Testimony: Recovering reassurance of God’s faithfulness

“During prayer one day, the Holy Spirit showed me how the rejections and comparisons in my upbringing had accumulated and imposed a great fear of rejection, failure, and abandonment on me. My parents had raised me with a distorted kind of love; one which is combined with fear – fear of not going into good schools, fear of losing out, fear of the future. This led me to live a life of seeking approval and compliments from authority figures, such as my father and my boss.

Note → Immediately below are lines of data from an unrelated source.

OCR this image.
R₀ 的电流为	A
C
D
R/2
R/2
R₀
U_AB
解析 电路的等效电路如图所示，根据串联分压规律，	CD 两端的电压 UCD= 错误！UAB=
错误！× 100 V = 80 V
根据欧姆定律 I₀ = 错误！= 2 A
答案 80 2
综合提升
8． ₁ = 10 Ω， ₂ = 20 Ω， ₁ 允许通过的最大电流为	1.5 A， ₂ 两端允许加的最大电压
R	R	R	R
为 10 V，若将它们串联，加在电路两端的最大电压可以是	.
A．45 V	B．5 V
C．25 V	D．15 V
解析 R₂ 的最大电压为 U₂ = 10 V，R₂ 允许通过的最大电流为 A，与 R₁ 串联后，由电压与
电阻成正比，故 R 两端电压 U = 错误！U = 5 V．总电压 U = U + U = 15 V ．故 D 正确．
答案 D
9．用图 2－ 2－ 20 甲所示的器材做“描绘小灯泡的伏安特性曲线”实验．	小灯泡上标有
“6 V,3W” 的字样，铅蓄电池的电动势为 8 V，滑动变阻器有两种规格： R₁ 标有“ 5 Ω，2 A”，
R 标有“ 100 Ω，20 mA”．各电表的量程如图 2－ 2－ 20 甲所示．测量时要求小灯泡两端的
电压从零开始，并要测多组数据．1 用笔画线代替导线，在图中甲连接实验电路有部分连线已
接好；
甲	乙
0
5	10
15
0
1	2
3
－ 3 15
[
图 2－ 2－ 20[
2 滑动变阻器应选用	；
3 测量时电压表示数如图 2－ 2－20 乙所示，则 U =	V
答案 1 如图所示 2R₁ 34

My emotions and worth had been based on how people see me, not how much God loves me. The Holy Spirit also revealed that my fears were based on “I won’t risk rejection or abandonment” and “I will show you I am worthy accepting.” Subconsciously, these two statements ran my life. Satan had a stronghold in my life through a fear of failure, yet it is so comforting to know Jesus will always be here for me. \

I was reminded of 2 Timothy 1:7 and how God “gave us a spirit not of fear but of power and love and self control. As I turn my heart to God, He has continued to reassure me of His undying love and that He will never forsake me. This has given me much comfort and strength.”

May this sharing be a blessing to you as you seek to love God with all your heart and lay down your fear of being abandoned.